Math, Mentorship, and Machine Learning with Alex Gutierrez
Ever wonder what a mathematician actually does? Or how you can train computers to take over the world? Or what kind of degree could give you the flexibility to be involved both in medical imaging research and machine learning?
This week, Yellow Parachute sat down with Alex Gutierrez, a 5th year PhD candidate in Mathematics at the University of Minnesota and National Science Foundation Fellow, to chat about finding his passion for mathematics, the importance of mentorship, grit, and how detecting planes in the sky and cancer in the brain rely on the same mathematical principles.
For Alex, “Math is a less a field than a set of tools and a way of approaching problems…” Problems such as how to make computers smarter and MRIs more versatile. One of Alex’s main research interests is statistical signal processing. Statistical signal processing has its genesis in the development of radar during WWII, used to locate enemy ships and aircraft. Radar works by sending electromagnetic waves in every direction, and measuring the signals that bounce back. The problem is that the electromagnetic waves bounce off everything, from birds to clouds to planes. There are all kinds of blips and false alarms. As Alex puts it, “You’re trying to decide is this a flock of birds coming over the horizon, or are these German bombers?”
The measurements Alex is working with these days come from MRI, or Magnetic Resonance Imaging. Instead of German bombers in the sky, MRI aims to locate cancer in the body, for instance. “That’s the goal of statistical signal processing.
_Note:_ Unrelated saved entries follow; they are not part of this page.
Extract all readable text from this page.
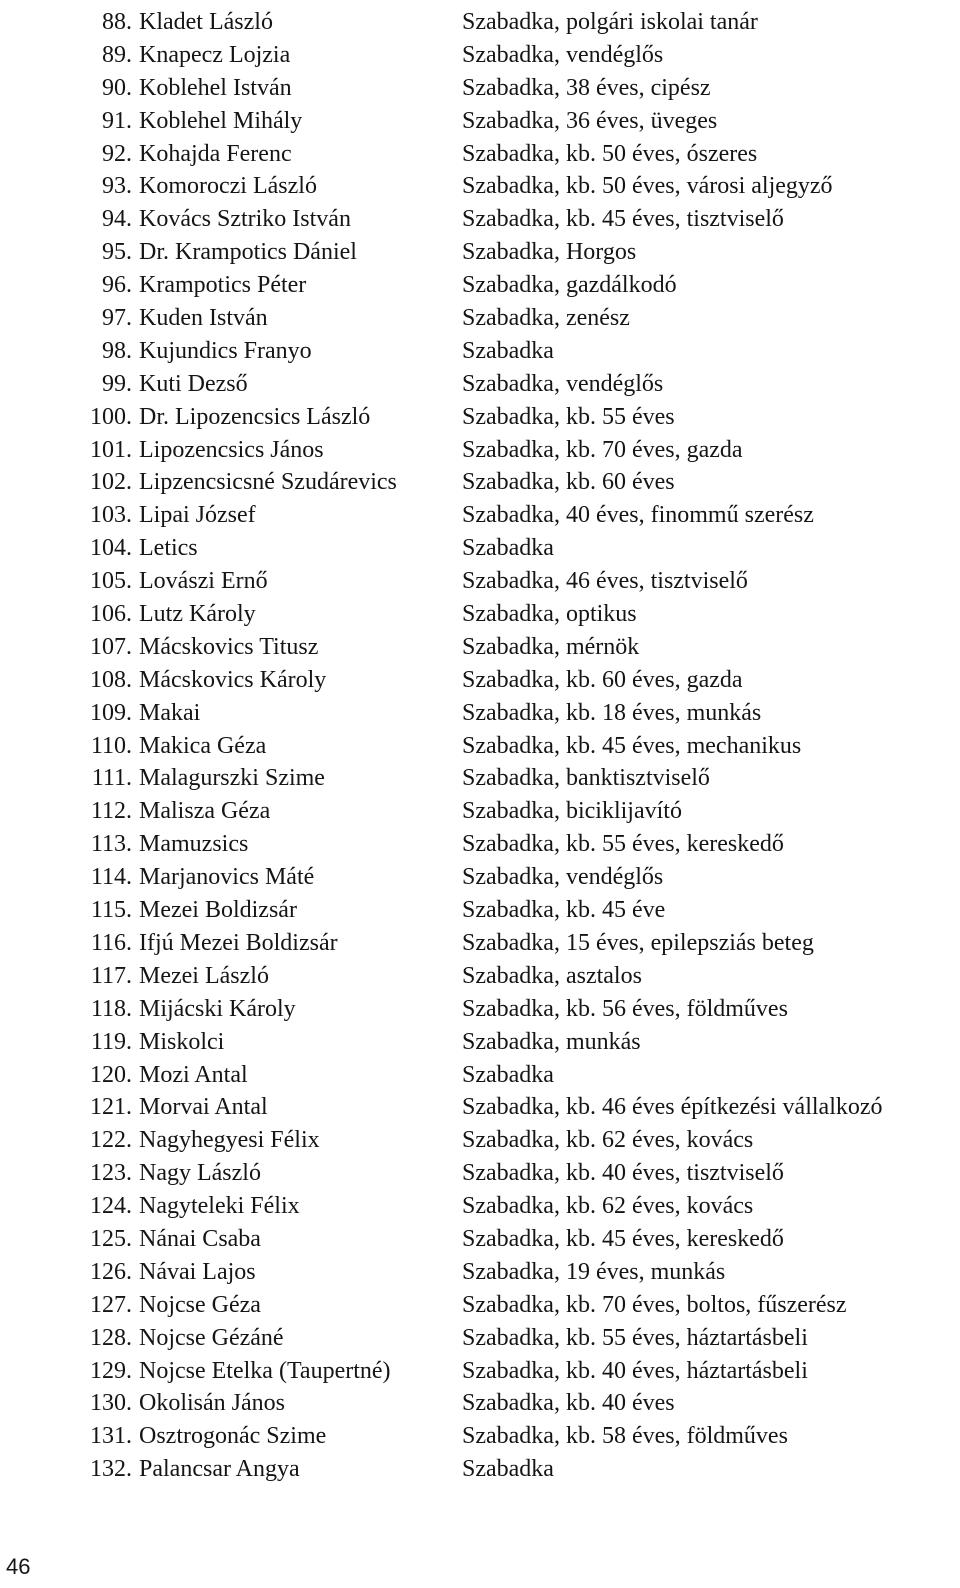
88. Kladet László	Szabadka, polgári iskolai tanár
89. Knapecz Lojzia	Szabadka, vendéglős
90. Koblehel István	Szabadka, 38 éves, cipész
91. Koblehel Mihály	Szabadka, 36 éves, üveges
92. Kohajda Ferenc	Szabadka, kb. 50 éves, ószeres
93. Komoroczi László	Szabadka, kb. 50 éves, városi aljegyző
94. Kovács Sztriko István	Szabadka, kb. 45 éves, tisztviselő
95. Dr. Krampotics Dániel	Szabadka, Horgos
96. Krampotics Péter	Szabadka, gazdálkodó
97. Kuden István	Szabadka, zenész
98. Kujundics Franyo	Szabadka
99. Kuti Dezső	Szabadka, vendéglős
100. Dr. Lipozencsics László	Szabadka, kb. 55 éves
101. Lipozencsics János	Szabadka, kb. 70 éves, gazda
102. Lipzencsicsné Szudárevics	Szabadka, kb. 60 éves
103. Lipai József	Szabadka, 40 éves, finommű szerész
104. Letics	Szabadka
105. Lovászi Ernő	Szabadka, 46 éves, tisztviselő
106. Lutz Károly	Szabadka, optikus
107. Mácskovics Titusz	Szabadka, mérnök
108. Mácskovics Károly	Szabadka, kb. 60 éves, gazda
109. Makai	Szabadka, kb. 18 éves, munkás
110. Makica Géza	Szabadka, kb. 45 éves, mechanikus
111. Malagurszki Szime	Szabadka, banktisztviselő
112. Malisza Géza	Szabadka, biciklijavító
113. Mamuzsics	Szabadka, kb. 55 éves, kereskedő
114. Marjanovics Máté	Szabadka, vendéglős
115. Mezei Boldizsár	Szabadka, kb. 45 éve
116. Ifjú Mezei Boldizsár	Szabadka, 15 éves, epilepsziás beteg
117. Mezei László	Szabadka, asztalos
118. Mijácski Károly	Szabadka, kb. 56 éves, földműves
119. Miskolci	Szabadka, munkás
120. Mozi Antal	Szabadka
121. Morvai Antal	Szabadka, kb. 46 éves építkezési vállalkozó
122. Nagyhegyesi Félix	Szabadka, kb. 62 éves, kovács
123. Nagy László	Szabadka, kb. 40 éves, tisztviselő
124. Nagyteleki Félix	Szabadka, kb. 62 éves, kovács
125. Nánai Csaba	Szabadka, kb. 45 éves, kereskedő
126. Návai Lajos	Szabadka, 19 éves, munkás
127. Nojcse Géza	Szabadka, kb. 70 éves, boltos, fűszerész
128. Nojcse Gézáné	Szabadka, kb. 55 éves, háztartásbeli
129. Nojcse Etelka (Taupertné)	Szabadka, kb. 40 éves, háztartásbeli
130. Okolisán János	Szabadka, kb. 40 éves
131. Osztrogonác Szime	Szabadka, kb. 58 éves, földműves
132. Palancsar Angya	Szabadka
46
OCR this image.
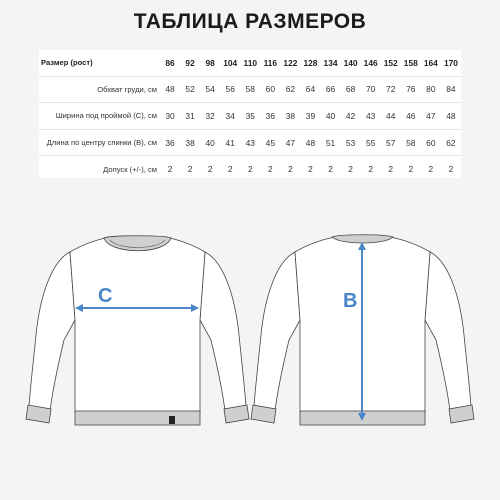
ТАБЛИЦА РАЗМЕРОВ
Размер (рост)	86	92	98	104	110	116	122	128	134	140	146	152	158	164	170
Обхват груди, см	48	52	54	56	58	60	62	64	66	68	70	72	76	80	84
Ширина под проймой (С), см	30	31	32	34	35	36	38	39	40	42	43	44	46	47	48
Длина по центру спинки (В), см	36	38	40	41	43	45	47	48	51	53	55	57	58	60	62
Допуск (+/-), см	2	2	2	2	2	2	2	2	2	2	2	2	2	2	2
C	B
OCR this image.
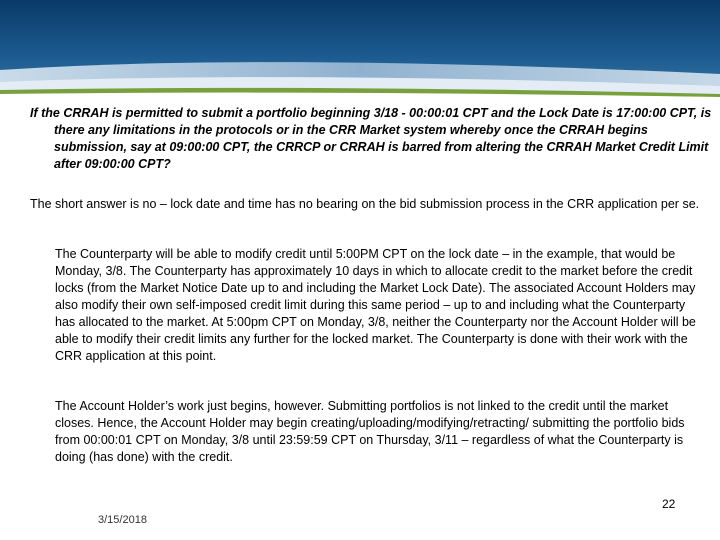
If the CRRAH is permitted to submit a portfolio beginning 3/18 - 00:00:01 CPT and the Lock Date is 17:00:00 CPT, is there any limitations in the protocols or in the CRR Market system whereby once the CRRAH begins submission, say at 09:00:00 CPT, the CRRCP or CRRAH is barred from altering the CRRAH Market Credit Limit after 09:00:00 CPT?

The short answer is no – lock date and time has no bearing on the bid submission process in the CRR application per se.

The Counterparty will be able to modify credit until 5:00PM CPT on the lock date – in the example, that would be Monday, 3/8. The Counterparty has approximately 10 days in which to allocate credit to the market before the credit locks (from the Market Notice Date up to and including the Market Lock Date). The associated Account Holders may also modify their own self-imposed credit limit during this same period – up to and including what the Counterparty has allocated to the market. At 5:00pm CPT on Monday, 3/8, neither the Counterparty nor the Account Holder will be able to modify their credit limits any further for the locked market. The Counterparty is done with their work with the CRR application at this point.

The Account Holder’s work just begins, however. Submitting portfolios is not linked to the credit until the market closes. Hence, the Account Holder may begin creating/uploading/modifying/retracting/ submitting the portfolio bids from 00:00:01 CPT on Monday, 3/8 until 23:59:59 CPT on Thursday, 3/11 – regardless of what the Counterparty is doing (has done) with the credit.

22
3/15/2018
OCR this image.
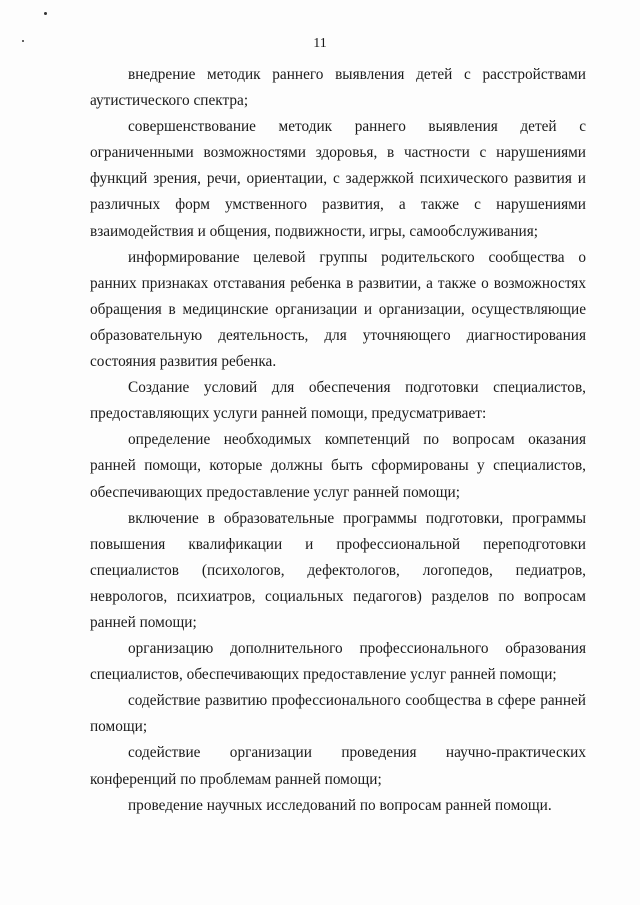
11

внедрение методик раннего выявления детей с расстройствами аутистического спектра;

совершенствование методик раннего выявления детей с ограниченными возможностями здоровья, в частности с нарушениями функций зрения, речи, ориентации, с задержкой психического развития и различных форм умственного развития, а также с нарушениями взаимодействия и общения, подвижности, игры, самообслуживания;

информирование целевой группы родительского сообщества о ранних признаках отставания ребенка в развитии, а также о возможностях обращения в медицинские организации и организации, осуществляющие образовательную деятельность, для уточняющего диагностирования состояния развития ребенка.

Создание условий для обеспечения подготовки специалистов, предоставляющих услуги ранней помощи, предусматривает:

определение необходимых компетенций по вопросам оказания ранней помощи, которые должны быть сформированы у специалистов, обеспечивающих предоставление услуг ранней помощи;

включение в образовательные программы подготовки, программы повышения квалификации и профессиональной переподготовки специалистов (психологов, дефектологов, логопедов, педиатров, неврологов, психиатров, социальных педагогов) разделов по вопросам ранней помощи;

организацию дополнительного профессионального образования специалистов, обеспечивающих предоставление услуг ранней помощи;

содействие развитию профессионального сообщества в сфере ранней помощи;

содействие организации проведения научно-практических конференций по проблемам ранней помощи;

проведение научных исследований по вопросам ранней помощи.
Given these noisy signals, can we detect or estimate whatever it is we’re trying to find, whether it be German Bombers or cancer?”
MRI machines require subjects to be completely immobilized and horizontal in a claustrophobic tunnel, but Alex’s team is working on developing a machine that would fit just over the subject’s head, and have a window in front, like a space helmet. “So we can see what the brain is doing as you’re moving your arms. Or as you’re trying to catch or throw a ball.” This would enable new types of neuroscience.
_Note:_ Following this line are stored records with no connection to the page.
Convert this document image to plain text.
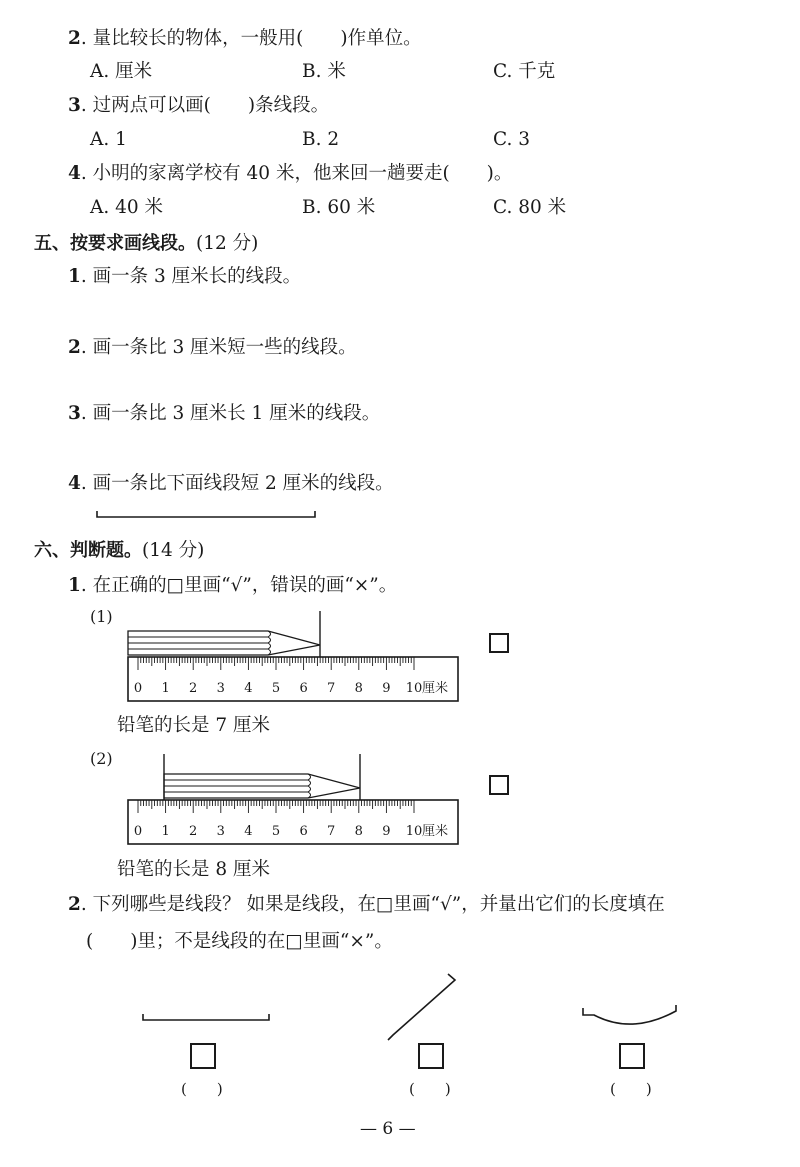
2. 量比较长的物体，一般用(　　)作单位。
A. 厘米	B. 米	C. 千克
3. 过两点可以画(　　)条线段。
A. 1	B. 2	C. 3
4. 小明的家离学校有 40 米，他来回一趟要走(　　)。
A. 40 米	B. 60 米	C. 80 米
五、按要求画线段。(12 分)
1. 画一条 3 厘米长的线段。
2. 画一条比 3 厘米短一些的线段。
3. 画一条比 3 厘米长 1 厘米的线段。
4. 画一条比下面线段短 2 厘米的线段。
六、判断题。(14 分)
1. 在正确的□里画“√”，错误的画“×”。
(1)
0 1 2 3 4 5 6 7 8 9 10 厘米
铅笔的长是 7 厘米
(2)
0 1 2 3 4 5 6 7 8 9 10 厘米
铅笔的长是 8 厘米
2. 下列哪些是线段？ 如果是线段，在□里画“√”，并量出它们的长度填在
(　　)里；不是线段的在□里画“×”。
(　　)	(　　)	(　　)
— 6 —
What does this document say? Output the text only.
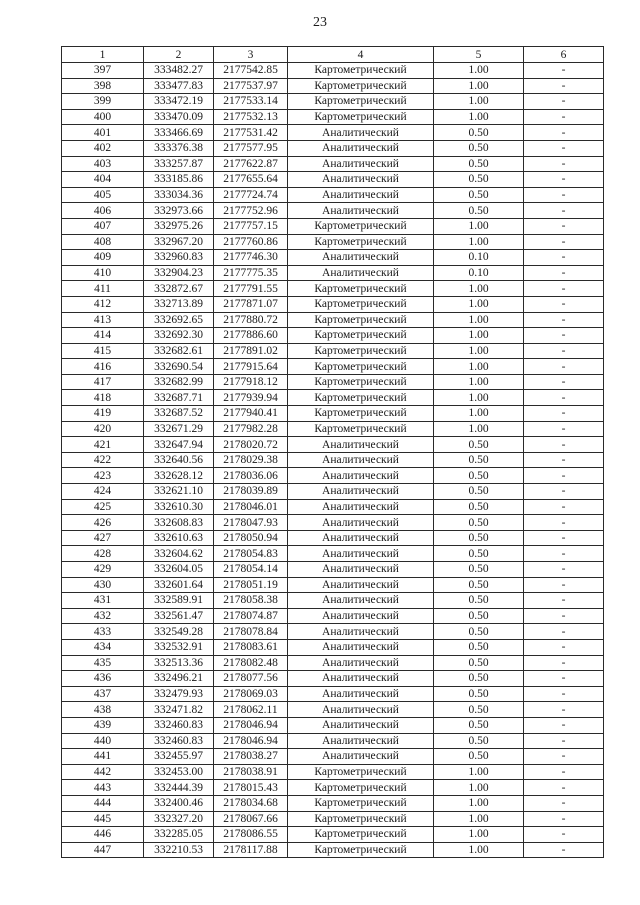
23
1	2	3	4	5	6
397	333482.27	2177542.85	Картометрический	1.00	-
398	333477.83	2177537.97	Картометрический	1.00	-
399	333472.19	2177533.14	Картометрический	1.00	-
400	333470.09	2177532.13	Картометрический	1.00	-
401	333466.69	2177531.42	Аналитический	0.50	-
402	333376.38	2177577.95	Аналитический	0.50	-
403	333257.87	2177622.87	Аналитический	0.50	-
404	333185.86	2177655.64	Аналитический	0.50	-
405	333034.36	2177724.74	Аналитический	0.50	-
406	332973.66	2177752.96	Аналитический	0.50	-
407	332975.26	2177757.15	Картометрический	1.00	-
408	332967.20	2177760.86	Картометрический	1.00	-
409	332960.83	2177746.30	Аналитический	0.10	-
410	332904.23	2177775.35	Аналитический	0.10	-
411	332872.67	2177791.55	Картометрический	1.00	-
412	332713.89	2177871.07	Картометрический	1.00	-
413	332692.65	2177880.72	Картометрический	1.00	-
414	332692.30	2177886.60	Картометрический	1.00	-
415	332682.61	2177891.02	Картометрический	1.00	-
416	332690.54	2177915.64	Картометрический	1.00	-
417	332682.99	2177918.12	Картометрический	1.00	-
418	332687.71	2177939.94	Картометрический	1.00	-
419	332687.52	2177940.41	Картометрический	1.00	-
420	332671.29	2177982.28	Картометрический	1.00	-
421	332647.94	2178020.72	Аналитический	0.50	-
422	332640.56	2178029.38	Аналитический	0.50	-
423	332628.12	2178036.06	Аналитический	0.50	-
424	332621.10	2178039.89	Аналитический	0.50	-
425	332610.30	2178046.01	Аналитический	0.50	-
426	332608.83	2178047.93	Аналитический	0.50	-
427	332610.63	2178050.94	Аналитический	0.50	-
428	332604.62	2178054.83	Аналитический	0.50	-
429	332604.05	2178054.14	Аналитический	0.50	-
430	332601.64	2178051.19	Аналитический	0.50	-
431	332589.91	2178058.38	Аналитический	0.50	-
432	332561.47	2178074.87	Аналитический	0.50	-
433	332549.28	2178078.84	Аналитический	0.50	-
434	332532.91	2178083.61	Аналитический	0.50	-
435	332513.36	2178082.48	Аналитический	0.50	-
436	332496.21	2178077.56	Аналитический	0.50	-
437	332479.93	2178069.03	Аналитический	0.50	-
438	332471.82	2178062.11	Аналитический	0.50	-
439	332460.83	2178046.94	Аналитический	0.50	-
440	332460.83	2178046.94	Аналитический	0.50	-
441	332455.97	2178038.27	Аналитический	0.50	-
442	332453.00	2178038.91	Картометрический	1.00	-
443	332444.39	2178015.43	Картометрический	1.00	-
444	332400.46	2178034.68	Картометрический	1.00	-
445	332327.20	2178067.66	Картометрический	1.00	-
446	332285.05	2178086.55	Картометрический	1.00	-
447	332210.53	2178117.88	Картометрический	1.00	-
Machine learning is a bit more self-explanatory. “It’s the branch of artificial intelligence where you’re trying to teach a machine to do any task currently done by humans. So I’m trying to teach a computer, essentially, first of all to recognize, say, the difference between cats and dogs, but second of all, can you teach a computer to recognize what a cat looks like to the extent that it could draw the cat itself?”
Machine learning lies at the intersection of statistics, mathematics, and computer science, a field that’s currently exploding. That’s why CAPTCHA problems, the puzzles you complete when signing up for a newsletter or logging into your bank account to verify that you’re a human are getting much more complex—computers are getting better and better at imitating humanity. “So you’re on the dark side?” YP asks Alex. Alex doesn’t respond.
So how did he get here? From his impressive credentials and exciting research, you might assume Alex has been laser-focused on mathematics since he could add two and two, but in fact, his path was a winding one. He entered undergraduate as a business major, and switched to biology, chemistry, and Spanish before a certain professor, and a paid research opportunity, opened his eyes to mathematics. That professor, who had a physics background, was able to make math fun and applicable to the world: “Everyone in the math department is fond of saying how math is everywhere, but very few people can actually justify why it’s everywhere, and what we mean by that. But he was close enough to physics and close enough to a bunch of different areas that he could explicitly make that connection, and did, all the time.” Alex never looked back. “I’ve really been lucky to have great mentors the whole way, which has made it easy to want to continue.”
In addition to good mentors, Alex cites the importance of perseverance, or grit, in succeeding in his field. “So much of it is just having resilience. Work ethic. There is this cult of genius in math departments where everyone thinks that you must be a genius to succeed. I don’t very much subscribe to that. I think that the people who are successful are the people who are staying at it and working hard.”
But lest you think Alex is all work and no play, he’s recently become an avid rock-climber; he spent spring break climbing the red sandstone cliffs of Red Rock Canyon outside of Las Vegas with several fellow mathemateers. Partially because of the often collaborative nature of mathematical research, Alex says his department has a fun and healthy social scene. Plus, his degree has sent him all over the world, to summer schools and conferences in Canada, Germany, Austria, and Hawaii.
So what advice does he have for a young person who wants to get in on fields exploding with groundbreaking research, and travel the world while doing it? “It’s hard to get a true flavor of math when you’re taking calculus in high school, for example. Research problems are certainly nothing like problem sets. Take some sort of logic class or introduction to proof class as soon as possible, and that will really be the true gauge of whether they might like this. But also, stay pretty well-rounded. I’ve very happy I explored biology, chemistry, other sciences...There’s no need to specialize early.”